Saag Paneer (Spinach with Cheese)
2.5cm (1in) cube fresh ginger, peeled and coarsely chopped
3–6 garlic cloves, peeled
½–1 fresh hot green chilli, sliced roughly
2 Tbls vegetable oil
150–200g (5–7oz) paneer
¼ tsp garam masala
¼ tsp cayenne pepper (optional)
675g (1½lb) spinach, washed, trimmed, and very finely chopped
4 Tbls heavy cream
Put the ginger, garlic and green chilli into the container of a blender or food processor along with 50ml (2fl oz) water. Blend until you have a smooth paste. You may need to push down with a rubber spatula once.

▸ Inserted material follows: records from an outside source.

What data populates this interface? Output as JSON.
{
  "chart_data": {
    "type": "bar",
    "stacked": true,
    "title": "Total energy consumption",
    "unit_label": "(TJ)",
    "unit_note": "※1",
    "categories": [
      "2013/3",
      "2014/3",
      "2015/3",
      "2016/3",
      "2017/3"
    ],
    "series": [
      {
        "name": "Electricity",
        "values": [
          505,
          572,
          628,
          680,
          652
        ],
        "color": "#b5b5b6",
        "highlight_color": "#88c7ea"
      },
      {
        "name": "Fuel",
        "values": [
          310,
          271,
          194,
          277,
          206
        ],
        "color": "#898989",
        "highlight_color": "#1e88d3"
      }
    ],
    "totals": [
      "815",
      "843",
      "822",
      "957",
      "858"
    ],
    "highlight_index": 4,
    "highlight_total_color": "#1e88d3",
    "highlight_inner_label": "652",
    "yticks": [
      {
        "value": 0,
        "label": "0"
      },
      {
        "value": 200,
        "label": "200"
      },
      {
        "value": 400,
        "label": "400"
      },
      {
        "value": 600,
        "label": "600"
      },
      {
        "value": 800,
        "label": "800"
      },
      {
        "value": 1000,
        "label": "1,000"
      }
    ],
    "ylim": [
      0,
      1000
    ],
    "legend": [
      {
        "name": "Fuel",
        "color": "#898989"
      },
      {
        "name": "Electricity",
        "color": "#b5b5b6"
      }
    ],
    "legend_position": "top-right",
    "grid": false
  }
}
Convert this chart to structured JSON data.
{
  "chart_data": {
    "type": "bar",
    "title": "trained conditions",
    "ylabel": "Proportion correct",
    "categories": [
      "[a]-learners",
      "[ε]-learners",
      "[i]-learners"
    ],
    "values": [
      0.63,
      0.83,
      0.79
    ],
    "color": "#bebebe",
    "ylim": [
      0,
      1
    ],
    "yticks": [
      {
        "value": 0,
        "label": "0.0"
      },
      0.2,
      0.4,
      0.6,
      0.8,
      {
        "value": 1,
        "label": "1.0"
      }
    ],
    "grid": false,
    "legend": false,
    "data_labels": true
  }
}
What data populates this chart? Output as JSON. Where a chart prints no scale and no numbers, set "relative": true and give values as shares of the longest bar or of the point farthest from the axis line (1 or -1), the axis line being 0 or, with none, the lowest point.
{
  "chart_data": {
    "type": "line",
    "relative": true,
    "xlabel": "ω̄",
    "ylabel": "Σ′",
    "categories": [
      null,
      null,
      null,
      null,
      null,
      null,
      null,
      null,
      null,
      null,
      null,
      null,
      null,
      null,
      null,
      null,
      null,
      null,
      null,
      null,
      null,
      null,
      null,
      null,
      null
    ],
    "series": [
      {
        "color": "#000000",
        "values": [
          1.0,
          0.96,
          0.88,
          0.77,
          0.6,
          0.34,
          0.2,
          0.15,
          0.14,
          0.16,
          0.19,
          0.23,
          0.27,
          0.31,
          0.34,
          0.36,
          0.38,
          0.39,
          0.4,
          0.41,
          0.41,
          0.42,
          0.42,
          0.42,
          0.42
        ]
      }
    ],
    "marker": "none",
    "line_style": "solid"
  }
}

Heat the oil in a large, wide, preferably non-stick sauté pan over a medium heat. Put in all the pieces of paneer and fry them, turning them over gently with a slotted spatula, until they are golden brown on all sides. (This happens fairly quickly.) Remove the paneer with a slotted spoon and place on a plate in a single layer. Sprinkle the paneer quickly with 1/8 teaspoon salt, the garam masala and the cayenne pepper. Set aside.
Put the paste from the blender into the hot oil in your pan (be careful as it will splatter) and fry it, stirring constantly, for about 30 seconds. Now add the spinach and ½ teaspoon salt. Stir the spinach around for 1 minute. Cover the pan, lower the heat, and let the spinach cook gently with the ginger-garlic paste for 15 minutes. There should be enough water clinging to the spinach leaves to cook them. If all the water evaporates, add 1-2 tablespoons and continue cooking.
Now add the paneer and cream, stir gently and bring to a simmer. Cover and continue cooking on low heat for another 10 minutes. Stir once or twice during this period.